The Group’s Human Resources Committee and the Group’s Global Head of Human Resources may also interpret the provisions of the Regulations and the Supplementary Regulations and develop them as appropriate.
The board of directors has the power to develop, amend, alter or adapt the terms and conditions of the of the 2022 Digital Award.
Adjustments
In the event of a change in the number of shares due to a decrease or increase in the par value of the shares or a transaction with an equivalent effect, the number of shares and the conditions of the exercise of the share options to be delivered will be modified so as to maintain the percentage of the total share capital represented by those shares or, by any other means, correct the effect of such change.
Local provisions
If the contents of the Regulations need to be modified or supplemented, due to the application of local ruling, the respective bodies of the institutions shall send a resolution proposal including the changes that may apply to the Group’s Human Resources Committee or, if applicable, the Group’s Global Head of Human Resources, which will analyse and approve said resolution as appropriate.

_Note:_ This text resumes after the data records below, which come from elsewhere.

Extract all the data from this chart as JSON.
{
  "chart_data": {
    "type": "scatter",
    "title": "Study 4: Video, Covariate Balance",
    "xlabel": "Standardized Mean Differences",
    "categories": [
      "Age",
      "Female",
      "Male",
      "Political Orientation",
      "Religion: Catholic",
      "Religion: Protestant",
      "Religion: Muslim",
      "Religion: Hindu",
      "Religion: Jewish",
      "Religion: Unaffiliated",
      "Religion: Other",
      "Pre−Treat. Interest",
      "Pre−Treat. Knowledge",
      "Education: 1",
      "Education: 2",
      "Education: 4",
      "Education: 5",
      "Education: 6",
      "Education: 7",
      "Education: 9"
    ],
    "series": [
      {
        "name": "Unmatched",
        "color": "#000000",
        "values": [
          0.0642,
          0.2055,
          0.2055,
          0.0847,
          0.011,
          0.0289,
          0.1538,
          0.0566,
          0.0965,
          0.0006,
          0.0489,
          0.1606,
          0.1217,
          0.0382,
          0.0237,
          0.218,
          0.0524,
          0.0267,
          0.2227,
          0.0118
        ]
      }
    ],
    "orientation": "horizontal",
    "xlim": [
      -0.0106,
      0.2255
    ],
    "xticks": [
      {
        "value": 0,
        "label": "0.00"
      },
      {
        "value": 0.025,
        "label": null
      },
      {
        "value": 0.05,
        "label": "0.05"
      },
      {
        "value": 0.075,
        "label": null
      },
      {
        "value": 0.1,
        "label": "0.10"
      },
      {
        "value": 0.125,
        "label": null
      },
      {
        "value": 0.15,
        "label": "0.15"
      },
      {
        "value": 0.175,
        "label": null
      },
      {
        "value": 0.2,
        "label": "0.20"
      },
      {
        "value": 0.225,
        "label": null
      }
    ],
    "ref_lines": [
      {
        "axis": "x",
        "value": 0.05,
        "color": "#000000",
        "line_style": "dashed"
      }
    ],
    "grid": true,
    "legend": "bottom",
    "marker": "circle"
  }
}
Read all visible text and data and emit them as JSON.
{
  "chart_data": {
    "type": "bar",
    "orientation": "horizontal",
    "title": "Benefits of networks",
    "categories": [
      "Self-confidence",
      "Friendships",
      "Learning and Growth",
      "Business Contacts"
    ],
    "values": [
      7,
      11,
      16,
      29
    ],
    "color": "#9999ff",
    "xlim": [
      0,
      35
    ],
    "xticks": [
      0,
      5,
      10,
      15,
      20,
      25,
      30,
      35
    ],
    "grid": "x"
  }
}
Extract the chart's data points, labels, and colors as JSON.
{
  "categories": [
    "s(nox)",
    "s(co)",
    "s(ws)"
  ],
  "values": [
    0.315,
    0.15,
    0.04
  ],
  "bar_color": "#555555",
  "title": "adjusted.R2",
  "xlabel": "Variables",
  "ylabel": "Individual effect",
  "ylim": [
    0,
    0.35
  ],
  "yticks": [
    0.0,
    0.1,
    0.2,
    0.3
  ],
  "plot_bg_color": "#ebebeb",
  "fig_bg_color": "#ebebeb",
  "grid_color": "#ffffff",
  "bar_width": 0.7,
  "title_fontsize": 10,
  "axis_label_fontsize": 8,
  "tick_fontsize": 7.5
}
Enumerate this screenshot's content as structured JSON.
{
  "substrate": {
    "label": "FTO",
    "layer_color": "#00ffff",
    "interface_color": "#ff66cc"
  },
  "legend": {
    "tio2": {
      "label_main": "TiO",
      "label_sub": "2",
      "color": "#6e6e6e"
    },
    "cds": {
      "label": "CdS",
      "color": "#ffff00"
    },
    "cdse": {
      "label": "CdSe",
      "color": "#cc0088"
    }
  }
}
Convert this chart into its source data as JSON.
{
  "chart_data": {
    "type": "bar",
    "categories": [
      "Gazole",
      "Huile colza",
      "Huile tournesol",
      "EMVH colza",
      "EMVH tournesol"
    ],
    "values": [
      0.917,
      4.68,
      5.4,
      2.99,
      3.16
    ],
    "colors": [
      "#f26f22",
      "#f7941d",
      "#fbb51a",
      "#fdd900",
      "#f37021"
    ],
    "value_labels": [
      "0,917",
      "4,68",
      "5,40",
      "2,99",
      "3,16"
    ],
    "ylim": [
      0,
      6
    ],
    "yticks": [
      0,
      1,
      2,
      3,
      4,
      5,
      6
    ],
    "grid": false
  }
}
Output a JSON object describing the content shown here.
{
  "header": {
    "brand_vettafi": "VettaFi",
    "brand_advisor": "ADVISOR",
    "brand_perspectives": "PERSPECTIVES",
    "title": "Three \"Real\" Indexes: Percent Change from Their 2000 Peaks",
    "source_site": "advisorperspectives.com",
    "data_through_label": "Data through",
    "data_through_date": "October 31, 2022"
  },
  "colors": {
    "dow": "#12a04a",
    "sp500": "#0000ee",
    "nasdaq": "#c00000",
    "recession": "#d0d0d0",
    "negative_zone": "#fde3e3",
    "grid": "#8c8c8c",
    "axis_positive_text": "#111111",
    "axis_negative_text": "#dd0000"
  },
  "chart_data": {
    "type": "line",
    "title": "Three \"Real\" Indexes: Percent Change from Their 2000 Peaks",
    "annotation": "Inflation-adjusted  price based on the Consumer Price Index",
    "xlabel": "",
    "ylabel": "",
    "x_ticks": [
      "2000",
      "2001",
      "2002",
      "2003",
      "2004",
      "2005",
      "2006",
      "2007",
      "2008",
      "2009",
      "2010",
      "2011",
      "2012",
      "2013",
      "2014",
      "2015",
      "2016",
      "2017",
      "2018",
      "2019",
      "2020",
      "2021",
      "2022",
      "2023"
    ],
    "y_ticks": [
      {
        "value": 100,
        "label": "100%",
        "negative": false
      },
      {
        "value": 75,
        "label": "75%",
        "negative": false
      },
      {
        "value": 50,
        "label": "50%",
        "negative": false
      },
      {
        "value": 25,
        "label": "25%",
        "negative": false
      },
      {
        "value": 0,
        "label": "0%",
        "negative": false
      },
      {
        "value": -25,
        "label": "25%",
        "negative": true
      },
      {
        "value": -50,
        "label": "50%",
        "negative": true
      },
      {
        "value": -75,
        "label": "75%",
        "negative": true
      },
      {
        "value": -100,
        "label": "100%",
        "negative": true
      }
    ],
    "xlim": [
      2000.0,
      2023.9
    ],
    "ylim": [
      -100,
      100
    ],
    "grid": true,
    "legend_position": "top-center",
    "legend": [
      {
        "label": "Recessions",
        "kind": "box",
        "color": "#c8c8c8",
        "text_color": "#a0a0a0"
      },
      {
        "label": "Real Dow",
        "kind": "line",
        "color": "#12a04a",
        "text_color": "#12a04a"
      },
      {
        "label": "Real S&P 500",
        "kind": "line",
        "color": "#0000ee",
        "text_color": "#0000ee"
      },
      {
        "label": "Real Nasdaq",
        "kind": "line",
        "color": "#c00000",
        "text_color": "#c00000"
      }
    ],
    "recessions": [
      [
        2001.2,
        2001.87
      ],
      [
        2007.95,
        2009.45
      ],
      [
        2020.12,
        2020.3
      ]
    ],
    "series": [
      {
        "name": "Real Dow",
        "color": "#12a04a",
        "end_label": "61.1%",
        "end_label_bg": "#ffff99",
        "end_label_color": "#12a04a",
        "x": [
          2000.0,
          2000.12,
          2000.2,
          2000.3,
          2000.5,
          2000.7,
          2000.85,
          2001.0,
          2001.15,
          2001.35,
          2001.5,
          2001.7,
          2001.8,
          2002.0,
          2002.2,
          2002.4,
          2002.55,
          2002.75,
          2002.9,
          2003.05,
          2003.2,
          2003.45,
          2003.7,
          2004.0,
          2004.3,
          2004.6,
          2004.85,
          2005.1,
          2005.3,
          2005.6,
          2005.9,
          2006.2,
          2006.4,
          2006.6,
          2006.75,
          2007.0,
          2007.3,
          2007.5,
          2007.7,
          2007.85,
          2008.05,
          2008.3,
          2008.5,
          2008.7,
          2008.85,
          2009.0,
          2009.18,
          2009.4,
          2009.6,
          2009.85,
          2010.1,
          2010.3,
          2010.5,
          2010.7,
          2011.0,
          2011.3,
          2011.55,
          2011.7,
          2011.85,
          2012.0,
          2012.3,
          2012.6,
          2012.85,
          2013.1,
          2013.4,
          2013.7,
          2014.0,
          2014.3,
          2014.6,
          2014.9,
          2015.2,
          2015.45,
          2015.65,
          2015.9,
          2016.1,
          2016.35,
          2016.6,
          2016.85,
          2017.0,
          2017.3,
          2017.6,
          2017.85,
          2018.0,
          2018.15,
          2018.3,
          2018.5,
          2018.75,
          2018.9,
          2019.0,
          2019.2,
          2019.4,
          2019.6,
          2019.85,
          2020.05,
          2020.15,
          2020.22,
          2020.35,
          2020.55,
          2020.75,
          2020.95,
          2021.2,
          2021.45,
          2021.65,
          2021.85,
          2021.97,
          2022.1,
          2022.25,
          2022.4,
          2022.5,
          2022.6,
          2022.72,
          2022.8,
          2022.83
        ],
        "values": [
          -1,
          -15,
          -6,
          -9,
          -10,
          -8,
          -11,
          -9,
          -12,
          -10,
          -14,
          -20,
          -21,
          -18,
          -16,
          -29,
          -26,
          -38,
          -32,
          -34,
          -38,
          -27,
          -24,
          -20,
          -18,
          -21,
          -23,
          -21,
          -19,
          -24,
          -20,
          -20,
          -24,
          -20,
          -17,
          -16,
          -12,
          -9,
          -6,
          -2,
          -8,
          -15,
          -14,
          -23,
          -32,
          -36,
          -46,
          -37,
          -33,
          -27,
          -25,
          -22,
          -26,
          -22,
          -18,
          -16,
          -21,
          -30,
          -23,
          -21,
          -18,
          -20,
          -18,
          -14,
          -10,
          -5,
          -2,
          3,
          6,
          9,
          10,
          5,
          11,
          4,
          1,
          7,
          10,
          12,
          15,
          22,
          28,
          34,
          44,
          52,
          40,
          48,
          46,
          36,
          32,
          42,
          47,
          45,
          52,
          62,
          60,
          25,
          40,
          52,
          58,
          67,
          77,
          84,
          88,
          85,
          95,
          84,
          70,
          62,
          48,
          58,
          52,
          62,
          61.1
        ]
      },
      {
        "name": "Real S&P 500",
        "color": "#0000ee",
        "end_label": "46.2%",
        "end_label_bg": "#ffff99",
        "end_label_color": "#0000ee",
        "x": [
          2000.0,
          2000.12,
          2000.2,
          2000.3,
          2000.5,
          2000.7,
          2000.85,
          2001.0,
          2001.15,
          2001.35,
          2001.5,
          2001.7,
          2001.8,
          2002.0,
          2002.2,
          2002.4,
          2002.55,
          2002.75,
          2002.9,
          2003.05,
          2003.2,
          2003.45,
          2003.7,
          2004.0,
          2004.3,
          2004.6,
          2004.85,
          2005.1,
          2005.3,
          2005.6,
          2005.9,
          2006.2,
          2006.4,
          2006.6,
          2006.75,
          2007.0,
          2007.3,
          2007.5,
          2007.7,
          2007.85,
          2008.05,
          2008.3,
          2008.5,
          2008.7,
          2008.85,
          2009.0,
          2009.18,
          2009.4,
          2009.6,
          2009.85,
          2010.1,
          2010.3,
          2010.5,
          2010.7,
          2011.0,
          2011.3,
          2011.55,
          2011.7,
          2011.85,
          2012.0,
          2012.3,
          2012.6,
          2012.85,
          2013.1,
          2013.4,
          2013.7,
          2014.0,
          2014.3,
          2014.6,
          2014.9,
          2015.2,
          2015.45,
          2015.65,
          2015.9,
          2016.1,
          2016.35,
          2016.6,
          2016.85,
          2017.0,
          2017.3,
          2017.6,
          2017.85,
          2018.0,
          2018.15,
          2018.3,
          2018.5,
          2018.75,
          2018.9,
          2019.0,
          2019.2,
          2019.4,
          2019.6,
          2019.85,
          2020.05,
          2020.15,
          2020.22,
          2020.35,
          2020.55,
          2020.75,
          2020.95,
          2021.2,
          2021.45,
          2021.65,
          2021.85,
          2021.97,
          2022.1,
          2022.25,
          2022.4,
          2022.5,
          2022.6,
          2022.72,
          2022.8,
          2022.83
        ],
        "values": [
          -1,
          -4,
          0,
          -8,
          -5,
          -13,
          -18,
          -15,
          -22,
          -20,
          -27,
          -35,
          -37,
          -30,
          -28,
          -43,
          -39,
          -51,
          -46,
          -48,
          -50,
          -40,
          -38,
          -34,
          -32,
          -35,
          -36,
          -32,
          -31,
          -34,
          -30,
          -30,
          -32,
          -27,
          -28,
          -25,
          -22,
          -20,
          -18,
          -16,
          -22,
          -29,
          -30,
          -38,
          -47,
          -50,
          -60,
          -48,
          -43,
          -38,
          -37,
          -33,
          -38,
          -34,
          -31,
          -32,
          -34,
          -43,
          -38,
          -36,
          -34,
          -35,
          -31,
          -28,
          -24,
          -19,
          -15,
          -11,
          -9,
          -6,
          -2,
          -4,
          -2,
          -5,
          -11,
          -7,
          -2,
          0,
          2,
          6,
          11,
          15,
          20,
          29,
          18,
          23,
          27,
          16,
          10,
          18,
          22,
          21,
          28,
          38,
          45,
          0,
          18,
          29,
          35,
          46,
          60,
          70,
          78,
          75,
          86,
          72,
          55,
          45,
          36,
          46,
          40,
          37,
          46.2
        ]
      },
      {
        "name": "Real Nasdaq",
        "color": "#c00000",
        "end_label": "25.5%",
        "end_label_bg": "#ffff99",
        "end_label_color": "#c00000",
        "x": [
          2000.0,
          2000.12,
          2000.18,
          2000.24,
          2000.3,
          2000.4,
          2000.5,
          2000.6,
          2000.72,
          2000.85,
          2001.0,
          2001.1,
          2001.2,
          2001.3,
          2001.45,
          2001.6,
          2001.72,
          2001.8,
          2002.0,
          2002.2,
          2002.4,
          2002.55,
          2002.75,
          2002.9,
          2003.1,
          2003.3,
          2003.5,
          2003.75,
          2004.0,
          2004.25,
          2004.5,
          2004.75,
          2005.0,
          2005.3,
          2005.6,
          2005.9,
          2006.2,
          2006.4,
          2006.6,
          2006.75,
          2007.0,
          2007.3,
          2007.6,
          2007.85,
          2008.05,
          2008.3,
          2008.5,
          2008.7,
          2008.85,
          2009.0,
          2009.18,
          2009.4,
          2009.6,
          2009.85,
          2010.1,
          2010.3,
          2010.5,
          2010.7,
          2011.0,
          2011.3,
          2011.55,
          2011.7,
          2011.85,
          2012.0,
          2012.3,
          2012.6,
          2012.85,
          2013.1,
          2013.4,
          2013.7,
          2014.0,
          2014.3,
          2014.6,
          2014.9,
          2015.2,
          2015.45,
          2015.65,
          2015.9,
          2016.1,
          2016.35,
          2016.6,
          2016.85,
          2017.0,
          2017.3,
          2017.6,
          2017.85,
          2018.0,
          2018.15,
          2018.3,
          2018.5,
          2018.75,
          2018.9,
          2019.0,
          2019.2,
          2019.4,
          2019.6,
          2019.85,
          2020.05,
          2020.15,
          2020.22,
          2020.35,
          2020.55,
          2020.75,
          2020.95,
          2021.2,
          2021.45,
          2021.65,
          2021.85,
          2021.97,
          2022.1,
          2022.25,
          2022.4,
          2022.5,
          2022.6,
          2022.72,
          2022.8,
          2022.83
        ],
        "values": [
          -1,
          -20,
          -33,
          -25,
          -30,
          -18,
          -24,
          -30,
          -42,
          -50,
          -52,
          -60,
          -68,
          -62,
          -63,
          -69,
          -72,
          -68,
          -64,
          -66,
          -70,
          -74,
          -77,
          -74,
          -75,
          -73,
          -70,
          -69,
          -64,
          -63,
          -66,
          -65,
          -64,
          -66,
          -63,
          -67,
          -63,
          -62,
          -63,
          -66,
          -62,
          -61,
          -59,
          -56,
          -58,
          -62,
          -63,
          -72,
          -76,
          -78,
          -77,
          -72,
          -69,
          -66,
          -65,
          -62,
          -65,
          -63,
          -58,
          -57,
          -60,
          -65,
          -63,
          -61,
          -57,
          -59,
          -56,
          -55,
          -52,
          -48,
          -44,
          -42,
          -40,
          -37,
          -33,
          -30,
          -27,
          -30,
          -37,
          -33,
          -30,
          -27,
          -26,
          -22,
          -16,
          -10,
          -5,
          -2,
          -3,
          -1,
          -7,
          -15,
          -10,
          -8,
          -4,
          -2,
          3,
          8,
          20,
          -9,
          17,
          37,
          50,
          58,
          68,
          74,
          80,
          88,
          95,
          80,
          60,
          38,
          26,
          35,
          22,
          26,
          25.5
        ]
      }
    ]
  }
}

Parties affected by the regulations resulting from such resolutions (as defined, the “Supplementary Regulations”) shall be notified as appropriate.
8. GENERAL PROVISIONS
This 2022 Digital Award and, consequently, the status of Beneficiary to whom it applies, solely and exclusively gives rise to the expectations and rights stipulated in the Regulations and, where applicable, in the Supplementary Regulations, in the terms established therein.
The 2022 Digital Award is aligned with regulation, internal risk and governance frameworks and does not encourage improper risk-taking. Deferral, malus and clawback, and other regulatory elements are aligned and are consistent with the existing Santander Group policy on those matters.